Morphological substrate of headache
Modern ideas about the origin of the headache formed in the last 60 years. Brain shells, shell and cerebral vessels are the main intracranial structures that generate a headache. In the late thirties and forties, studies on awake patients undergoing craniotomy showed that electrical and mechanical stimulation of the blood vessels of the meninges causes an intense piercing one-sided headache. Similar stimulation of the parenchyma of the brain did not cause pain. Small pseudo-unipolar branches of the trigeminal (V cranium) nerve and upper cervical segments innervating the membranes and shell vessels are the main source of the inflow of somatosensory afferentation, which creates a sensation of pain in the head. When these unmyelinated C-fibers are activated, the nociceptive information from the perivascular endings passes through the trigeminal nerve node and is switched through synapses to neurons of the second order in the superficial plate of the caudal nucleus of the trigeminal nerve in the medulla oblongata. These predominantly afferent neurons contain substance P, a peptide associated with the calcitonin gene (Calcitonin Gen-related Peptide - CGRP), neurokinin A and other neurotransmitters in the central and peripheral (i.e., shell) parts of the axons.

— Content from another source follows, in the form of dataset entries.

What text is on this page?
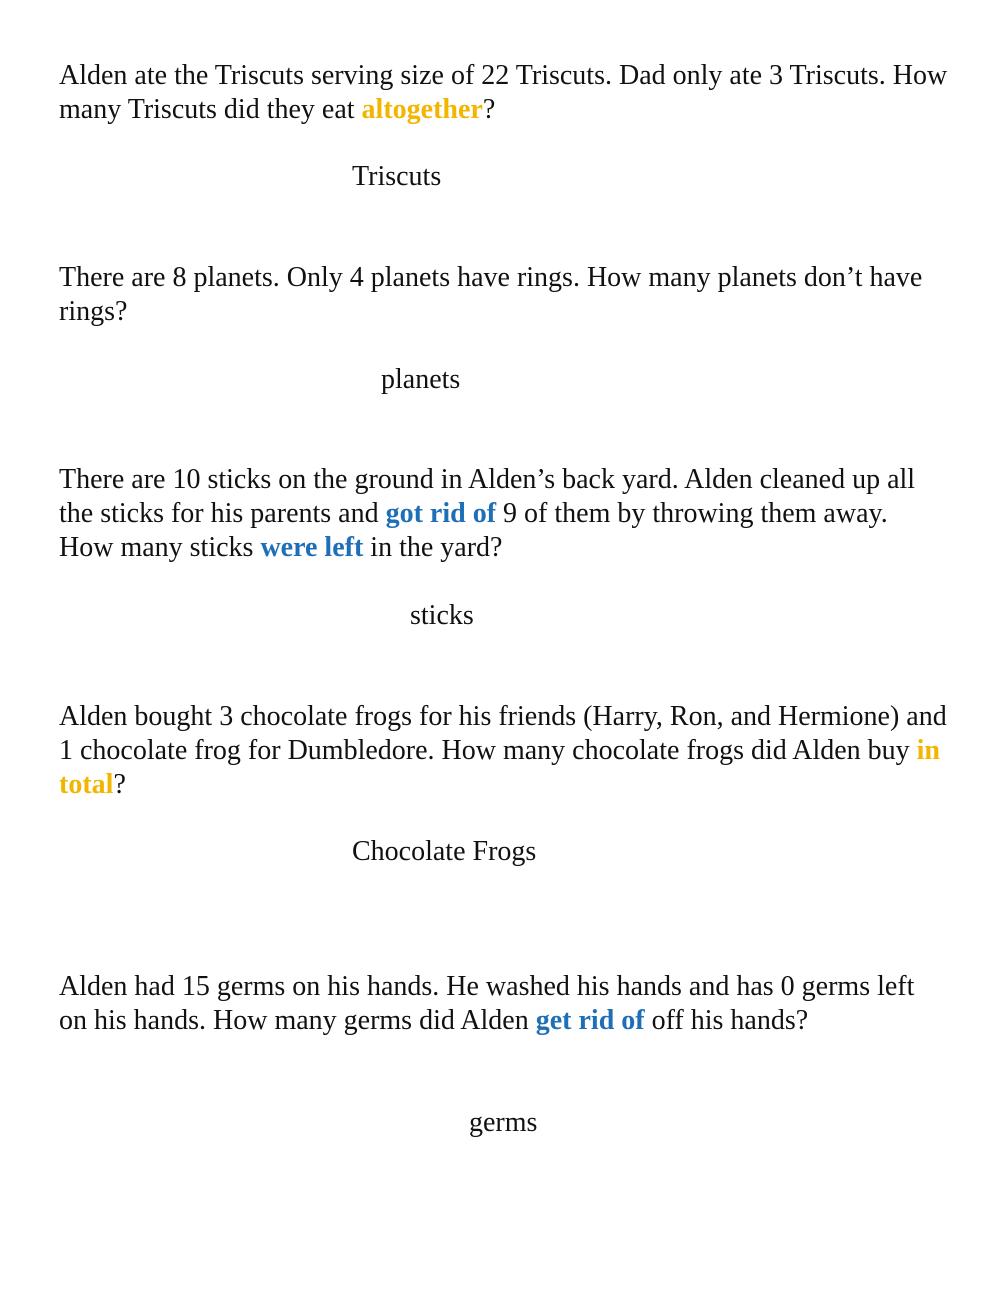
Alden ate the Triscuts serving size of 22 Triscuts. Dad only ate 3 Triscuts. How many Triscuts did they eat altogether?

Triscuts

There are 8 planets. Only 4 planets have rings. How many planets don’t have rings?

planets

There are 10 sticks on the ground in Alden’s back yard. Alden cleaned up all the sticks for his parents and got rid of 9 of them by throwing them away. How many sticks were left in the yard?

sticks

Alden bought 3 chocolate frogs for his friends (Harry, Ron, and Hermione) and 1 chocolate frog for Dumbledore. How many chocolate frogs did Alden buy in total?

Chocolate Frogs

Alden had 15 germs on his hands. He washed his hands and has 0 germs left on his hands. How many germs did Alden get rid of off his hands?

germs
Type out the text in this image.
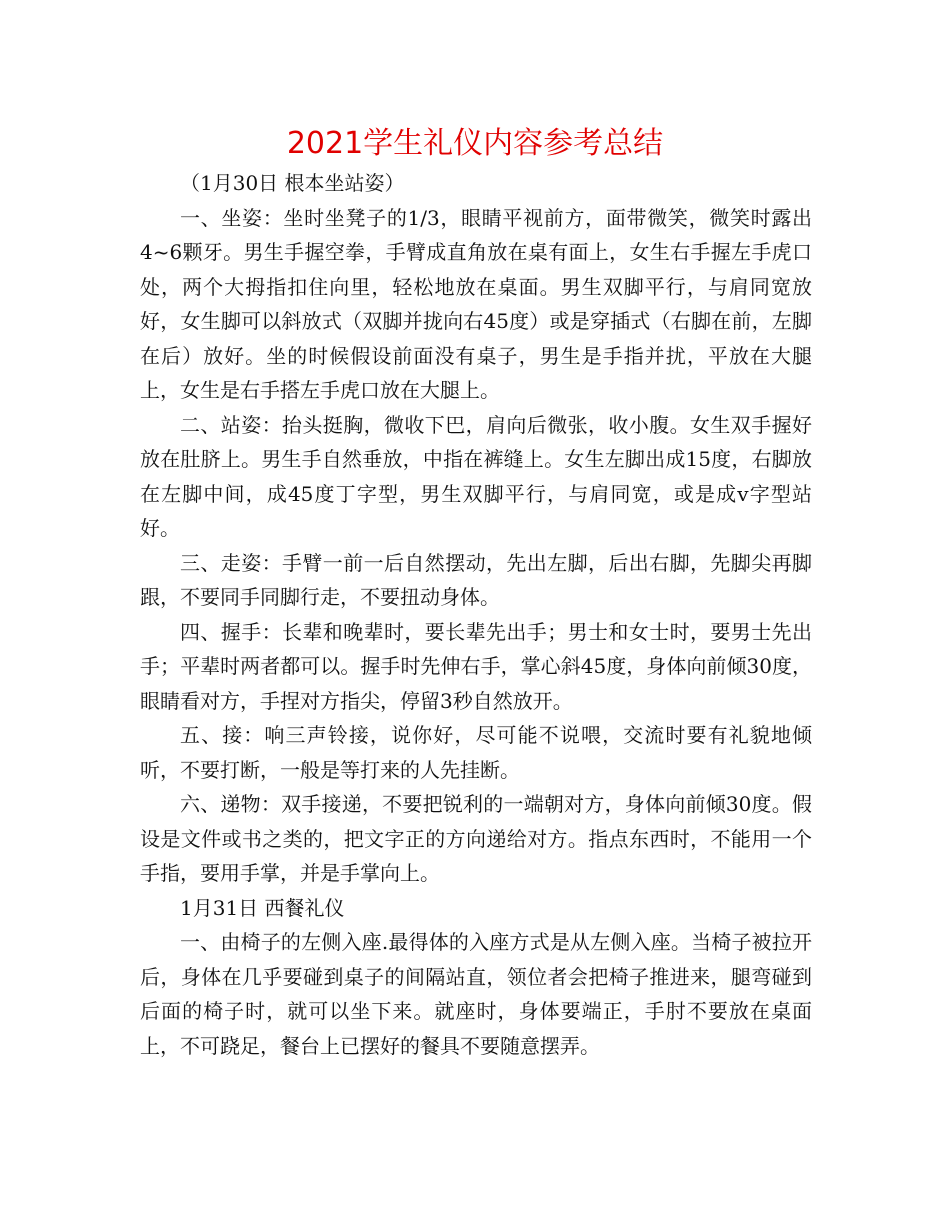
2021学生礼仪内容参考总结

（1月30日 根本坐站姿）

一、坐姿：坐时坐凳子的1/3，眼睛平视前方，面带微笑，微笑时露出4~6颗牙。男生手握空拳，手臂成直角放在桌有面上，女生右手握左手虎口处，两个大拇指扣住向里，轻松地放在桌面。男生双脚平行，与肩同宽放好，女生脚可以斜放式（双脚并拢向右45度）或是穿插式（右脚在前，左脚在后）放好。坐的时候假设前面没有桌子，男生是手指并扰，平放在大腿上，女生是右手搭左手虎口放在大腿上。

二、站姿：抬头挺胸，微收下巴，肩向后微张，收小腹。女生双手握好放在肚脐上。男生手自然垂放，中指在裤缝上。女生左脚出成15度，右脚放在左脚中间，成45度丁字型，男生双脚平行，与肩同宽，或是成v字型站好。

三、走姿：手臂一前一后自然摆动，先出左脚，后出右脚，先脚尖再脚跟，不要同手同脚行走，不要扭动身体。

四、握手：长辈和晚辈时，要长辈先出手；男士和女士时，要男士先出手；平辈时两者都可以。握手时先伸右手，掌心斜45度，身体向前倾30度，眼睛看对方，手捏对方指尖，停留3秒自然放开。

五、接：响三声铃接，说你好，尽可能不说喂，交流时要有礼貌地倾听，不要打断，一般是等打来的人先挂断。

六、递物：双手接递，不要把锐利的一端朝对方，身体向前倾30度。假设是文件或书之类的，把文字正的方向递给对方。指点东西时，不能用一个手指，要用手掌，并是手掌向上。

1月31日 西餐礼仪

一、由椅子的左侧入座.最得体的入座方式是从左侧入座。当椅子被拉开后，身体在几乎要碰到桌子的间隔站直，领位者会把椅子推进来，腿弯碰到后面的椅子时，就可以坐下来。就座时，身体要端正，手肘不要放在桌面上，不可跷足，餐台上已摆好的餐具不要随意摆弄。
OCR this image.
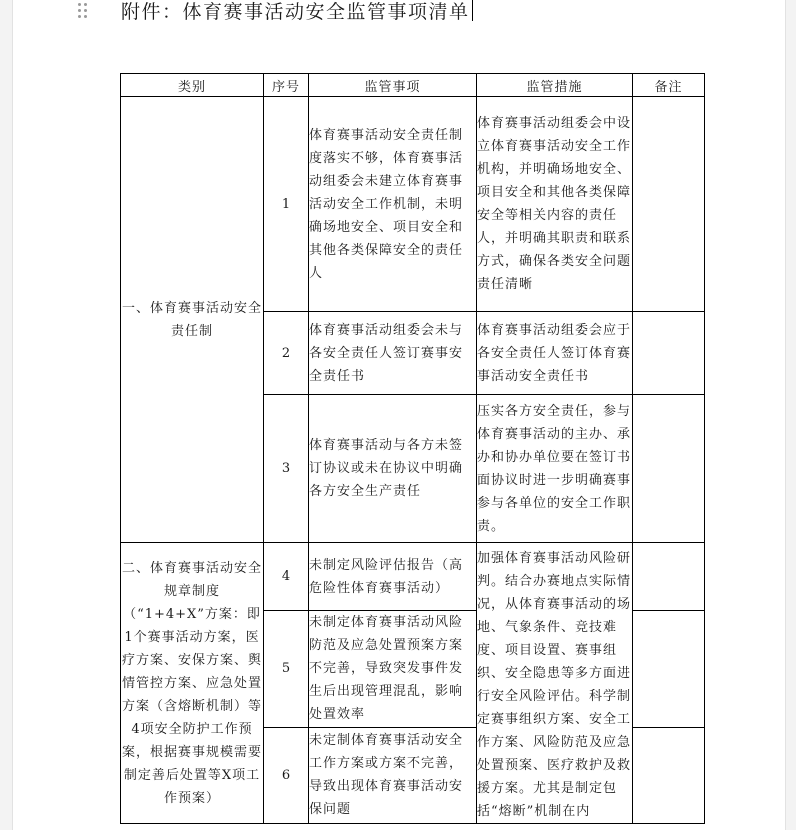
附件：体育赛事活动安全监管事项清单
类别	序号	监管事项	监管措施	备注
一、体育赛事活动安全责任制	1	体育赛事活动安全责任制度落实不够，体育赛事活动组委会未建立体育赛事活动安全工作机制，未明确场地安全、项目安全和其他各类保障安全的责任人	体育赛事活动组委会中设立体育赛事活动安全工作机构，并明确场地安全、项目安全和其他各类保障安全等相关内容的责任人，并明确其职责和联系方式，确保各类安全问题责任清晰	
	2	体育赛事活动组委会未与各安全责任人签订赛事安全责任书	体育赛事活动组委会应于各安全责任人签订体育赛事活动安全责任书	
	3	体育赛事活动与各方未签订协议或未在协议中明确各方安全生产责任	压实各方安全责任，参与体育赛事活动的主办、承办和协办单位要在签订书面协议时进一步明确赛事参与各单位的安全工作职责。	
二、体育赛事活动安全规章制度（“1+4+X”方案：即1个赛事活动方案，医疗方案、安保方案、舆情管控方案、应急处置方案（含熔断机制）等4项安全防护工作预案，根据赛事规模需要制定善后处置等X项工作预案）	4	未制定风险评估报告（高危险性体育赛事活动）	加强体育赛事活动风险研判。结合办赛地点实际情况，从体育赛事活动的场地、气象条件、竞技难度、项目设置、赛事组织、安全隐患等多方面进行安全风险评估。科学制定赛事组织方案、安全工作方案、风险防范及应急处置预案、医疗救护及救援方案。尤其是制定包括“熔断”机制在内	
	5	未制定体育赛事活动风险防范及应急处置预案方案不完善，导致突发事件发生后出现管理混乱，影响处置效率		
	6	未定制体育赛事活动安全工作方案或方案不完善，导致出现体育赛事活动安保问题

The caudal nucleus of the trigeminal nerve also receives afferentation from the rostral nuclei of the trigeminal nerve, the near-conductor gray matter, the large core of the suture, the descending cortical inhibitory systems and is the key link in the regulation of headache. Little is known about the role of central trigeminal projections in the transmission of nociceptive information. Nevertheless, it is believed that second-order neurons in the caudal nucleus of the trigeminal nerve transmit nociceptive information to other stem and subcortical structures, including the more rostral parts of the trogeminal complex, the truncal reticular formation, the parabrachial nuclei, and the cerebellum. From the rostral nuclei, nociceptive information is transmitted to the limbic regions, providing emotional and autonomic responses to pain. Projections are also sent from the caudal nucleus of the trigeminal nerve to the ventrobasal, posterior and medial thalamus. From the ventrobasal thalamus, neurons send axonal projections to the somatosensory cortex, the function of which is to determine the localization and character of the pain. The medial thalamus is projected onto the frontal cortex, which provides an affective response to pain. But, according to available data, the medial thalamus can participate in the transmission of both the affective and the discriminatory components of the pain sensation. Modulation of nociceptive afferentation can occur at one or more levels - from the trigeminal nerve to the cerebral cortex, and each of these levels represents a potential target for the action of medications.